Pire : en acceptant ce genre de choses, on les banalise. Si je passe une nuit blanche sur tel sujet (qui m’amuse) pour le boulot, je deviens susceptible d’être imité par les autres développeurs, et cela finit par devenir la norme. Le jour où un sujet aussi chiant qu’urgent nous tombe dessus, cette norme dont on s’est rendu coupable nous impose d’y passer la nuit ou le week-end sous peine d’être mal vu, et la pression sociale se charge alors de nous pourrir la vie.
Le travail n’appartient pas au salarié qui le réalise
Dans une boîte de développement, aussi passionné que nous soyons par le développement, il ne faut jamais perdre de vue qu’on a toujours, au-dessus de soi, un type qui a le droit de vie ou de mort sur notre code. On est payé pour produire ce code, mais ce n’est pas le nôtre. Dans ces conditions, considérer son boulot comme un hobby, a fortiori dans le développement qui est une activité créative, pose un sérieux problème : le jour où notre projet se fait tuer, ou qu’on nous demande de rajouter tel hack qui en casse complètement la conception parce que la solution propre coûterait 10 fois plus cher, répondre "non" n’est pas une option. Il faut s’exécuter, d’autant plus à regret qu’on avait investi de sa personne pour produire quelque chose de bien foutu, en y réfléchissant le soir ou sous la douche.
L’investissement personnel dû au fait que l’on ait confondu travail et passe-temps ne nous donne aucun droit de regard sur ce qui est fait de notre boulot, et cela peut amener des situations extrêmement pénibles à supporter.

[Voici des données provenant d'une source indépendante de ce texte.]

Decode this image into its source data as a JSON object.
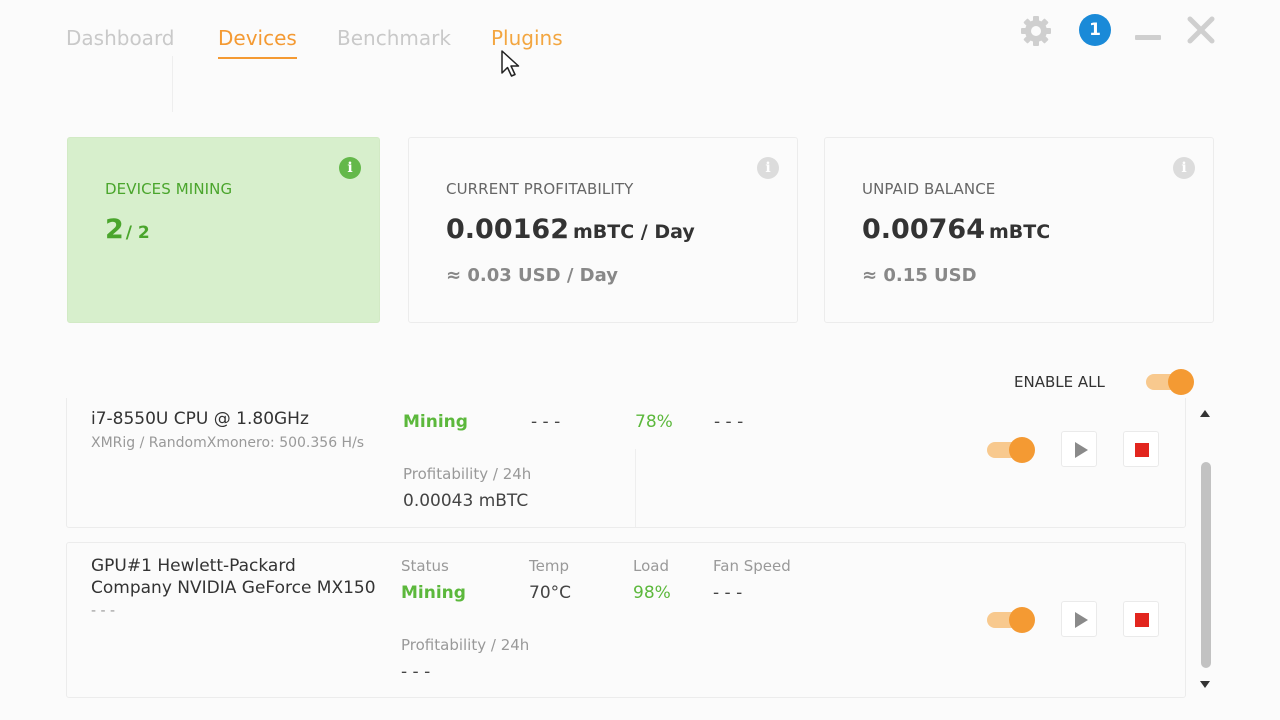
{
  "nav": {
    "tabs": [
      {
        "label": "Dashboard",
        "state": "inactive"
      },
      {
        "label": "Devices",
        "state": "active"
      },
      {
        "label": "Benchmark",
        "state": "inactive"
      },
      {
        "label": "Plugins",
        "state": "hover"
      }
    ],
    "notification_count": "1",
    "icons": [
      "gear-icon",
      "notification-badge",
      "minimize-icon",
      "close-icon"
    ]
  },
  "summary": {
    "devices_mining": {
      "label": "DEVICES MINING",
      "value": "2",
      "total": "/ 2"
    },
    "profitability": {
      "label": "CURRENT PROFITABILITY",
      "value": "0.00162",
      "unit": "mBTC / Day",
      "usd": "≈ 0.03 USD / Day"
    },
    "balance": {
      "label": "UNPAID BALANCE",
      "value": "0.00764",
      "unit": "mBTC",
      "usd": "≈ 0.15 USD"
    }
  },
  "enable_all": {
    "label": "ENABLE ALL",
    "enabled": true
  },
  "columns": {
    "status": "Status",
    "temp": "Temp",
    "load": "Load",
    "fan": "Fan Speed",
    "profit": "Profitability / 24h"
  },
  "devices": [
    {
      "name_line1": "i7-8550U CPU @ 1.80GHz",
      "sub": "XMRig / RandomXmonero: 500.356 H/s",
      "status": "Mining",
      "temp": "- - -",
      "load": "78%",
      "fan": "- - -",
      "profit": "0.00043 mBTC",
      "enabled": true
    },
    {
      "name_line1": "GPU#1 Hewlett-Packard",
      "name_line2": "Company NVIDIA GeForce MX150",
      "sub": "- - -",
      "status": "Mining",
      "temp": "70°C",
      "load": "98%",
      "fan": "- - -",
      "profit": "- - -",
      "enabled": true
    }
  ],
  "colors": {
    "accent": "#f49a33",
    "mining_green": "#5cb83c",
    "card_green": "#d7efcc",
    "badge_blue": "#1a8ad8",
    "stop_red": "#e2261e"
  }
}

Il m’a aussi été donné de voir des cas encore pires que ça. Ge0 pourra par exemple témoigner d’un manager que l’on a eu en commun et qui était tout simplement incapable de décrocher, au point de plus profiter de sa famille que quelques heures pendant le week-end, et encore avec son PC pas trop loin. À un moment ou un autre, cette confusion finit toujours pas avoir des retombées négatives, et il est facile d’imaginer que celles-ci puissent devenir catastrophiques.
En conséquence, depuis plusieurs années maintenant, je mets un point d’honneur à me désinvestir de mon activité de salarié : mon travail n’est plus ni une passion, ni un passe-temps, c’est juste mon travail, je l’aime bien mais ça s’arrête là.